For Singapore drivers today, real-time traffic visibility is strong: OneMotoring delivers the official feed refreshed every minute, third-party apps add convenience layers like crossing-time estimates and weather overlays, and GPS navigation fills the gaps between camera positions with crowdsourced speed data. The system works well as a layered approach — camera first for visual confirmation, aggregator for cross-border context, navigation app for route modelling. The catch is that this coverage is time-limited: from 30 June 2026, most expressway cameras go offline, leaving only checkpoint feeds and two cameras on AYE and BKE. For expressway drivers, that means migrating toward GPS-based jam detection over the next 14 months, before the official camera network contracts. LTA’s decision to scale back the network shifts the responsibility for real-time jam detection onto navigation apps and third-party aggregators for most routes outside the checkpoints.

Related reading: ECP Roadblock · Upper Paya Lebar Road Guide

Additional sources

mysgroad.com

Beyond city cams, Tuas Checkpoint cameras offer vital real-time views for Second Link queues, essential for Malaysia-Singapore commuters.

Frequently asked questions

Why are there so many traffic accidents in Singapore?

Singapore’s road density — more than 900,000 registered vehicles on roughly 733 square kilometres — creates high interaction frequency between vehicles, motorcycles, and pedestrians. Peak-hour congestion amplifies this: slower speeds increase tailgating, and sudden stops in dense traffic can trigger chain-reaction collisions. Minor breakdowns are also a significant contributor because shoulder space is limited on most expressways, meaning a single stalled vehicle can back up traffic for kilometres.

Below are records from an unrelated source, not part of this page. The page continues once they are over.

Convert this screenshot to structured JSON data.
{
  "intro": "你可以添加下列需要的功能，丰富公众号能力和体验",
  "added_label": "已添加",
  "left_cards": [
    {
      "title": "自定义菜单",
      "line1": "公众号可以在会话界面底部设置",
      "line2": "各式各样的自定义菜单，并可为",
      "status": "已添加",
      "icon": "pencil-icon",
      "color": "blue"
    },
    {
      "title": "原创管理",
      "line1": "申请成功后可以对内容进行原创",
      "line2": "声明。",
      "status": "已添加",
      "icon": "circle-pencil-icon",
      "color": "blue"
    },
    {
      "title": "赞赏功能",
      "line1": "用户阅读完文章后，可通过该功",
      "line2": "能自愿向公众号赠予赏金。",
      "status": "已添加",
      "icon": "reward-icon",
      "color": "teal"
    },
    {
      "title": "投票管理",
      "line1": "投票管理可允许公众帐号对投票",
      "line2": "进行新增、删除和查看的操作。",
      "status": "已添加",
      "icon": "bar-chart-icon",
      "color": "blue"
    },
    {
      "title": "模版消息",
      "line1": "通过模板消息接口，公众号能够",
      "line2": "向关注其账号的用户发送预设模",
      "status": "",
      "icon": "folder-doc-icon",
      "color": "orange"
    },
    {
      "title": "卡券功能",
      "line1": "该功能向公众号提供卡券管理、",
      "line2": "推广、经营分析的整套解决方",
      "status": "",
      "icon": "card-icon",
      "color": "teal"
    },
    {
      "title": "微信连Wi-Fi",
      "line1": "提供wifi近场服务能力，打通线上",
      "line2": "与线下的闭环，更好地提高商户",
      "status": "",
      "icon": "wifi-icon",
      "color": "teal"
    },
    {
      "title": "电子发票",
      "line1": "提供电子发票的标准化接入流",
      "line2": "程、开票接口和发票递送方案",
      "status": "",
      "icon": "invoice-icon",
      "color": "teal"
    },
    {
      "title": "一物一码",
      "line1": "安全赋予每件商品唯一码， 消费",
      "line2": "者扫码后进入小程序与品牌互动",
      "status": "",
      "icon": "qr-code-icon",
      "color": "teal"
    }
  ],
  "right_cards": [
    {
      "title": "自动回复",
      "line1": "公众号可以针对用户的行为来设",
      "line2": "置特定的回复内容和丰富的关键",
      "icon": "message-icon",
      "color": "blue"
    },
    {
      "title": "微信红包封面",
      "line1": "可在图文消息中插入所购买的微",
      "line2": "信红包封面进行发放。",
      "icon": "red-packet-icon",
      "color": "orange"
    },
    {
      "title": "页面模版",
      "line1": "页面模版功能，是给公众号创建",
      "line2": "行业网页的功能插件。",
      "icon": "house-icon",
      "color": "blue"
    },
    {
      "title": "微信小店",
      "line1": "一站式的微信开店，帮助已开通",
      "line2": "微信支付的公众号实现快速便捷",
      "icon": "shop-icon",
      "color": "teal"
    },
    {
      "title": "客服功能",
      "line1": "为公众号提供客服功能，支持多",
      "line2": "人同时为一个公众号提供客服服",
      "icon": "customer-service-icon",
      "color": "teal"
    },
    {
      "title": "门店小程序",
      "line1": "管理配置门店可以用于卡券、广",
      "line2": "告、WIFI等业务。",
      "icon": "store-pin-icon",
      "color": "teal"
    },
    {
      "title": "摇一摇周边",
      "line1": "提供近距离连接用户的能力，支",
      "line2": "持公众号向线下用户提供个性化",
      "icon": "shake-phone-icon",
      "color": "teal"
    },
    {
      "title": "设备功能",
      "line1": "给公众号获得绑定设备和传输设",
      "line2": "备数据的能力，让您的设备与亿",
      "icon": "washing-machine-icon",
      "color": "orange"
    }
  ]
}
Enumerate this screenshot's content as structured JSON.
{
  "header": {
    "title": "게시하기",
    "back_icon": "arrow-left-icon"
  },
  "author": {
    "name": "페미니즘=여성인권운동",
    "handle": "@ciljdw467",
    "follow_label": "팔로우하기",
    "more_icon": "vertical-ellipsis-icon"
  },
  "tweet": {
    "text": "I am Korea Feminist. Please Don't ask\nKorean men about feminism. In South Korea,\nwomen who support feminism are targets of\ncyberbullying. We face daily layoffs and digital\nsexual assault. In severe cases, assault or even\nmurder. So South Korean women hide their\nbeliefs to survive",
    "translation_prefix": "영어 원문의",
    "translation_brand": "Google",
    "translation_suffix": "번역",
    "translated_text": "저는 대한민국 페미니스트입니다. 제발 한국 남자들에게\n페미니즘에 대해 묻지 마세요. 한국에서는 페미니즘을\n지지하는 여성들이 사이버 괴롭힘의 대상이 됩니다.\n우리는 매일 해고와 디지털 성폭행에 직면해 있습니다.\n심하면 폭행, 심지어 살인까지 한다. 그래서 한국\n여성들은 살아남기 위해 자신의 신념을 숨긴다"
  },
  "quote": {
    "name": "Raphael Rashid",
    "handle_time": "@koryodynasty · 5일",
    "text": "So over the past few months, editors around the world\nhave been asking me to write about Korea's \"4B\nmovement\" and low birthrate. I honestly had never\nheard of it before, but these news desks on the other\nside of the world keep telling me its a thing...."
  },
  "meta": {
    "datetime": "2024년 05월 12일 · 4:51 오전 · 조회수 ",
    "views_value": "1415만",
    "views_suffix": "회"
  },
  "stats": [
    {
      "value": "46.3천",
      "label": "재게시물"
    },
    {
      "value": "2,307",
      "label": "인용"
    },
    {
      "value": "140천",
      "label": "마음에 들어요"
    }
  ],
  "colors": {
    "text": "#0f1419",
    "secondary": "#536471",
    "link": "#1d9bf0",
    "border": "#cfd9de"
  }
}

What is the 2-second rule in Singapore?

The 2-second rule is a standard following-distance guideline taught in Singapore’s driving theory test. It advises drivers to maintain at least a 2-second gap between their vehicle and the one ahead under normal conditions, extending to 4 seconds in wet weather. This gap provides enough reaction time to brake safely if the vehicle ahead stops suddenly. On expressways with heavy traffic, maintaining this gap requires discipline because other drivers frequently cut in — but it remains the officially recommended minimum.

What’s the worst country for traffic?

According to global traffic indices published by TomTom and INRIX, several Southeast Asian and South Asian cities consistently rank among the world’s most congested — Manila, Bangkok, Jakarta, and Ho Chi Minh City typically appear in the top 10 globally. Singapore, by contrast, ranks significantly lower on congestion indices despite its high vehicle density, largely due to its Electronic Road Pricing system, high public transit ridership, and compact urban design that reduces average trip distances.

What is the most congested country in the world?

No single country consistently tops global congestion rankings — the data varies year to year by city. However, India and Colombia have appeared frequently in top positions in recent INRIX Global Traffic Scorecards, with Bangalore and Bogota recording some of the highest average time losses per commuter. For Southeast Asia specifically, cities like Manila and Hanoi regularly exceed global averages for peak-hour delays.

What is the best real time traffic app?

For Singapore specifically, the best real-time traffic app depends on your need: OneMotoring is the most authoritative source for actual camera footage from the LTA, Google Maps offers the broadest jam-modelling coverage with the easiest interface, and Waze provides the most granular incident reports from its driver community. If you need camera visuals, use OneMotoring. If you need route planning with live jam data, use Google Maps or Waze. For cross-border Causeway trips, Checkpoint.sg adds travel-time forecasts and weather data that the other tools don’t cover.